Self-Training with Pseudo-Label Scorer for Aspect Sentiment Quad Prediction
Yice Zhang, Jie Zeng, Weiming Hu, Ziyi Wang, Shiwei Chen, Ruifeng Xu
TL;DR
This work tackles the data-scarce challenge of Aspect Sentiment Quad Prediction (ASQP) by introducing a pseudo-label scorer that measures the match between reviews and their pseudo-labels. Trained with ranking-based objectives on a human- and AI-annotated comparison dataset, the scorer is employed to filter and rerank pseudo-labels within a self-training framework, boosting ASQP performance across four public datasets. Key findings show consistent gains for GAS and MUL models (average improvements around 3–5% in F1), the effectiveness of AI-generated comparison data, and the potential of the scorer as a reranker to further enhance results. The approach highlights a practical path for scalable ASQP augmentation and suggests directions for improving data synthesis and annotation efficiency.
Abstract
Aspect Sentiment Quad Prediction (ASQP) aims to predict all quads (aspect term, aspect category, opinion term, sentiment polarity) for a given review, which is the most representative and challenging task in aspect-based sentiment analysis.
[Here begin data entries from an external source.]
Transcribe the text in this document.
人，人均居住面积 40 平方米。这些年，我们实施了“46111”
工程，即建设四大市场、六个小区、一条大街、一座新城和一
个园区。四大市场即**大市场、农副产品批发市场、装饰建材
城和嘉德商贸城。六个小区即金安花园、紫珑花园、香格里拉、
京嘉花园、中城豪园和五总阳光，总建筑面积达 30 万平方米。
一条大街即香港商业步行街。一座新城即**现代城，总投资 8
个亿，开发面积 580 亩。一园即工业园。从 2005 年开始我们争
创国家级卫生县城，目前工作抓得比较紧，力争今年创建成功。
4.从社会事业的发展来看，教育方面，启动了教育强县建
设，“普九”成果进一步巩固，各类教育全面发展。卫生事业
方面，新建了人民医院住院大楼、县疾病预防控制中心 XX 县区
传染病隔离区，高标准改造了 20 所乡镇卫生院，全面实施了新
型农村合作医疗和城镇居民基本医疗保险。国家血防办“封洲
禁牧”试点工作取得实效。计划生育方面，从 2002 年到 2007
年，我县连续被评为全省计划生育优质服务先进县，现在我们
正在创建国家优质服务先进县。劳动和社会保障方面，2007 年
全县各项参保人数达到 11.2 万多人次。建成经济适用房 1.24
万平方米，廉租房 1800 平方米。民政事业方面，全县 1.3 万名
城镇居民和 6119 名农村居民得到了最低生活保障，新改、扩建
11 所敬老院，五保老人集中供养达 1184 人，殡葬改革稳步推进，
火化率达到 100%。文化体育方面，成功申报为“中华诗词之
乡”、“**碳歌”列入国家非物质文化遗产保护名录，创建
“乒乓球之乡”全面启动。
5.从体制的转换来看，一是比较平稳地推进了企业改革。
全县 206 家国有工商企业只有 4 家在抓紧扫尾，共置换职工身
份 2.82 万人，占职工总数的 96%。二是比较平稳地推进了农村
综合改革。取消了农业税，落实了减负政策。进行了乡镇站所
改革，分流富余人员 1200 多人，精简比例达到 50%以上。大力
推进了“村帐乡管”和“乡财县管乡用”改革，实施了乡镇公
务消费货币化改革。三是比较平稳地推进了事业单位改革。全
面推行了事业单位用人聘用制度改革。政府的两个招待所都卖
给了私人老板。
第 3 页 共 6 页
A key challenge in the ASQP task is the scarcity of labeled data, which limits the performance of existing methods. To tackle this issue, we propose a self-training framework with a pseudo-label scorer, wherein a scorer assesses the match between reviews and their pseudo-labels, aiming to filter out mismatches and thereby enhance the effectiveness of self-training. We highlight two critical aspects to ensure the scorer's effectiveness and reliability: the quality of the training dataset and its model architecture. To this end, we create a human-annotated comparison dataset and train a generative model on it using ranking-based objectives. Extensive experiments on public ASQP datasets reveal that using our scorer can greatly and consistently improve the effectiveness of self-training. Moreover, we explore the possibility of replacing humans with large language models for comparison dataset annotation, and experiments demonstrate its feasibility. We release our code and data at https://github.com/HITSZ-HLT/ST-w-Scorer-ABSA .